Getting drowned, mauled and chomped to death by a killer whale is a horrible way to go, so my sympathies to the friends and family of the late Dawn Brancheau, 40, who suffered this grisly fate two days ago at a SeaWorld in Orlando, Florida.


The late Dawn Brancheau

But — yup, here comes the thing that you’re not supposed to say — the instant I read this I said to myself, “This is a captive animal getting some payback…an inmate letting a prison guard have it across the chops on behalf of tens of thousands of killer whales and dolphins who’ve been forced to perform at sea parks.”

The Cove explained this situation very clearly. Making sea mammals perform tricks for suburban-schmuck families is not only an agonizing life-sentence jail term but a form of emotional torture. In the film Ric O’Barry tells of a dolphin who was so depressed by a SeaWorld-type confinement that it committed suicide.

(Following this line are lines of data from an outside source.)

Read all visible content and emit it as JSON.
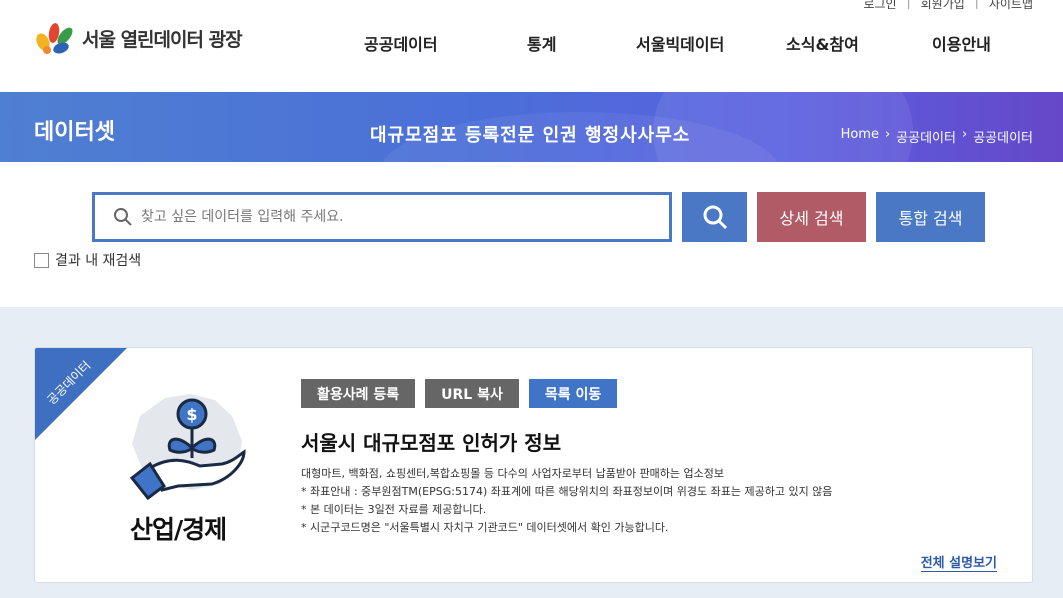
{
  "util_links": [
    "로그인",
    "회원가입",
    "사이트맵"
  ],
  "logo": {
    "text": "서울 열린데이터 광장"
  },
  "nav": [
    "공공데이터",
    "통계",
    "서울빅데이터",
    "소식&참여",
    "이용안내"
  ],
  "banner": {
    "title": "데이터셋",
    "subtitle": "대규모점포 등록전문 인권 행정사사무소",
    "breadcrumb": [
      "Home",
      "공공데이터",
      "공공데이터"
    ]
  },
  "search": {
    "placeholder": "찾고 싶은 데이터를 입력해 주세요.",
    "value": "",
    "detail_label": "상세 검색",
    "all_label": "통합 검색",
    "research_label": "결과 내 재검색",
    "research_checked": false
  },
  "card": {
    "ribbon": "공공데이터",
    "category": "산업/경제",
    "actions": [
      "활용사례 등록",
      "URL 복사",
      "목록 이동"
    ],
    "title": "서울시 대규모점포 인허가 정보",
    "desc": [
      "대형마트, 백화점, 쇼핑센터,복합쇼핑몰 등 다수의 사업자로부터 납품받아 판매하는 업소정보",
      "* 좌표안내 : 중부원점TM(EPSG:5174) 좌표계에 따른 해당위치의 좌표정보이며 위경도 좌표는 제공하고 있지 않음",
      "* 본 데이터는 3일전 자료를 제공합니다.",
      "* 시군구코드명은 \"서울특별시 자치구 기관코드\" 데이터셋에서 확인 가능합니다."
    ],
    "more": "전체 설명보기"
  },
  "colors": {
    "primary": "#4a78c5",
    "detail_button": "#b05b65",
    "ribbon": "#3f6fc1",
    "content_bg": "#e7edf4"
  },
  "icons": [
    "search-icon",
    "money-plant-icon",
    "seoul-map-icon",
    "chevron-right-icon"
  ]
}
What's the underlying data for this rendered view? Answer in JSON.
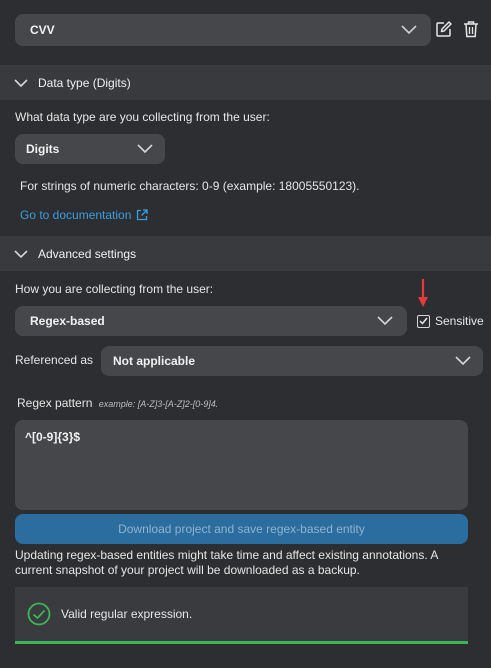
{
  "entity": {
    "name": "CVV"
  },
  "data_type": {
    "header": "Data type (Digits)",
    "question": "What data type are you collecting from the user:",
    "selected": "Digits",
    "description": "For strings of numeric characters: 0-9 (example: 18005550123).",
    "doc_link": "Go to documentation"
  },
  "advanced": {
    "header": "Advanced settings",
    "how_label": "How you are collecting from the user:",
    "method_selected": "Regex-based",
    "sensitive_label": "Sensitive",
    "sensitive_checked": true,
    "referenced_label": "Referenced as",
    "referenced_selected": "Not applicable",
    "regex_label": "Regex pattern",
    "regex_example": "example: [A-Z]3-[A-Z]2-[0-9]4.",
    "regex_value": "^[0-9]{3}$",
    "download_button": "Download project and save regex-based entity",
    "note": "Updating regex-based entities might take time and affect existing annotations. A current snapshot of your project will be downloaded as a backup.",
    "validation_message": "Valid regular expression."
  },
  "colors": {
    "accent": "#2a6d9e",
    "link": "#3a9de0",
    "success": "#3cb558",
    "annotation_arrow": "#e23b3b"
  },
  "icons": [
    "chevron-down-icon",
    "edit-icon",
    "trash-icon",
    "external-link-icon",
    "checkbox-icon",
    "check-circle-icon",
    "arrow-down-icon"
  ]
}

SeaWorld employees seem to be getting this on some level. A SeaWorld spokesperson has said “it will resume its killer whale shows on Saturday” but that trainers won’t enter the water. “I wouldn’t begin to speculate what he was thinking,” the spokesperson said in response to a reporter’s question about the whale’s state of mind when he lunged at Brancheau. “It’s too premature to guess what happened.”

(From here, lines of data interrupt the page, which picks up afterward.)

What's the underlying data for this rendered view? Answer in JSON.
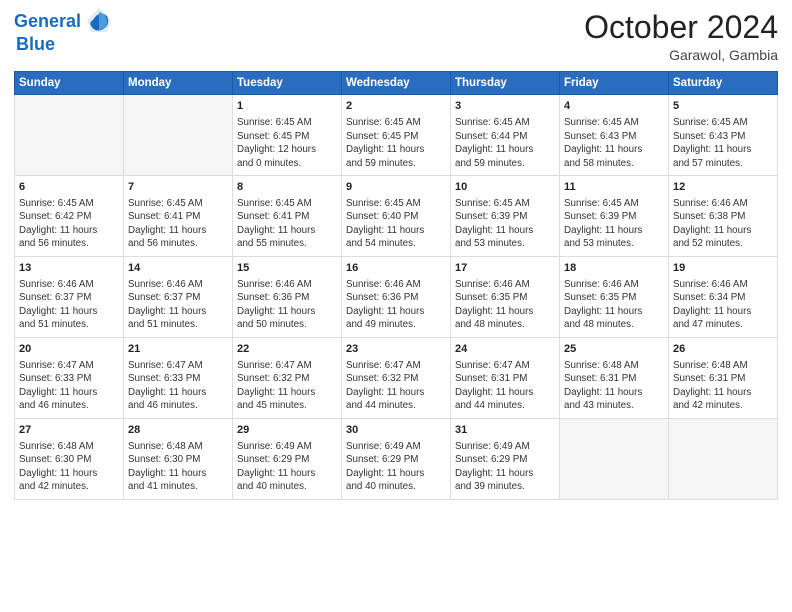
{
  "header": {
    "logo_line1": "General",
    "logo_line2": "Blue",
    "month_title": "October 2024",
    "location": "Garawol, Gambia"
  },
  "columns": [
    "Sunday",
    "Monday",
    "Tuesday",
    "Wednesday",
    "Thursday",
    "Friday",
    "Saturday"
  ],
  "weeks": [
    [
      {
        "day": "",
        "detail": ""
      },
      {
        "day": "",
        "detail": ""
      },
      {
        "day": "1",
        "detail": "Sunrise: 6:45 AM\nSunset: 6:45 PM\nDaylight: 12 hours\nand 0 minutes."
      },
      {
        "day": "2",
        "detail": "Sunrise: 6:45 AM\nSunset: 6:45 PM\nDaylight: 11 hours\nand 59 minutes."
      },
      {
        "day": "3",
        "detail": "Sunrise: 6:45 AM\nSunset: 6:44 PM\nDaylight: 11 hours\nand 59 minutes."
      },
      {
        "day": "4",
        "detail": "Sunrise: 6:45 AM\nSunset: 6:43 PM\nDaylight: 11 hours\nand 58 minutes."
      },
      {
        "day": "5",
        "detail": "Sunrise: 6:45 AM\nSunset: 6:43 PM\nDaylight: 11 hours\nand 57 minutes."
      }
    ],
    [
      {
        "day": "6",
        "detail": "Sunrise: 6:45 AM\nSunset: 6:42 PM\nDaylight: 11 hours\nand 56 minutes."
      },
      {
        "day": "7",
        "detail": "Sunrise: 6:45 AM\nSunset: 6:41 PM\nDaylight: 11 hours\nand 56 minutes."
      },
      {
        "day": "8",
        "detail": "Sunrise: 6:45 AM\nSunset: 6:41 PM\nDaylight: 11 hours\nand 55 minutes."
      },
      {
        "day": "9",
        "detail": "Sunrise: 6:45 AM\nSunset: 6:40 PM\nDaylight: 11 hours\nand 54 minutes."
      },
      {
        "day": "10",
        "detail": "Sunrise: 6:45 AM\nSunset: 6:39 PM\nDaylight: 11 hours\nand 53 minutes."
      },
      {
        "day": "11",
        "detail": "Sunrise: 6:45 AM\nSunset: 6:39 PM\nDaylight: 11 hours\nand 53 minutes."
      },
      {
        "day": "12",
        "detail": "Sunrise: 6:46 AM\nSunset: 6:38 PM\nDaylight: 11 hours\nand 52 minutes."
      }
    ],
    [
      {
        "day": "13",
        "detail": "Sunrise: 6:46 AM\nSunset: 6:37 PM\nDaylight: 11 hours\nand 51 minutes."
      },
      {
        "day": "14",
        "detail": "Sunrise: 6:46 AM\nSunset: 6:37 PM\nDaylight: 11 hours\nand 51 minutes."
      },
      {
        "day": "15",
        "detail": "Sunrise: 6:46 AM\nSunset: 6:36 PM\nDaylight: 11 hours\nand 50 minutes."
      },
      {
        "day": "16",
        "detail": "Sunrise: 6:46 AM\nSunset: 6:36 PM\nDaylight: 11 hours\nand 49 minutes."
      },
      {
        "day": "17",
        "detail": "Sunrise: 6:46 AM\nSunset: 6:35 PM\nDaylight: 11 hours\nand 48 minutes."
      },
      {
        "day": "18",
        "detail": "Sunrise: 6:46 AM\nSunset: 6:35 PM\nDaylight: 11 hours\nand 48 minutes."
      },
      {
        "day": "19",
        "detail": "Sunrise: 6:46 AM\nSunset: 6:34 PM\nDaylight: 11 hours\nand 47 minutes."
      }
    ],
    [
      {
        "day": "20",
        "detail": "Sunrise: 6:47 AM\nSunset: 6:33 PM\nDaylight: 11 hours\nand 46 minutes."
      },
      {
        "day": "21",
        "detail": "Sunrise: 6:47 AM\nSunset: 6:33 PM\nDaylight: 11 hours\nand 46 minutes."
      },
      {
        "day": "22",
        "detail": "Sunrise: 6:47 AM\nSunset: 6:32 PM\nDaylight: 11 hours\nand 45 minutes."
      },
      {
        "day": "23",
        "detail": "Sunrise: 6:47 AM\nSunset: 6:32 PM\nDaylight: 11 hours\nand 44 minutes."
      },
      {
        "day": "24",
        "detail": "Sunrise: 6:47 AM\nSunset: 6:31 PM\nDaylight: 11 hours\nand 44 minutes."
      },
      {
        "day": "25",
        "detail": "Sunrise: 6:48 AM\nSunset: 6:31 PM\nDaylight: 11 hours\nand 43 minutes."
      },
      {
        "day": "26",
        "detail": "Sunrise: 6:48 AM\nSunset: 6:31 PM\nDaylight: 11 hours\nand 42 minutes."
      }
    ],
    [
      {
        "day": "27",
        "detail": "Sunrise: 6:48 AM\nSunset: 6:30 PM\nDaylight: 11 hours\nand 42 minutes."
      },
      {
        "day": "28",
        "detail": "Sunrise: 6:48 AM\nSunset: 6:30 PM\nDaylight: 11 hours\nand 41 minutes."
      },
      {
        "day": "29",
        "detail": "Sunrise: 6:49 AM\nSunset: 6:29 PM\nDaylight: 11 hours\nand 40 minutes."
      },
      {
        "day": "30",
        "detail": "Sunrise: 6:49 AM\nSunset: 6:29 PM\nDaylight: 11 hours\nand 40 minutes."
      },
      {
        "day": "31",
        "detail": "Sunrise: 6:49 AM\nSunset: 6:29 PM\nDaylight: 11 hours\nand 39 minutes."
      },
      {
        "day": "",
        "detail": ""
      },
      {
        "day": "",
        "detail": ""
      }
    ]
  ]
}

The guy added that an investigation into what happened to Brancheau is presently underway. That’s it — bring in Detective Colombo.

Brancheau “was standing knee-deep in one of the Orlando park’s pools Wednesday when killer whale Tilikum leaped out of the tank, grabbed hold of her ponytail and dragged her underwater. Her cause of death was likely drowning and multiple traumatic injuries. The tragedy occurred at 2 p.m. during a post-show event at Shamu Stadium as about two dozen horrified visitors watched. Witnesses reported seeing the 12,000-lbs. whale thrashing Brancheau around in the water and carrying her in his mouth.”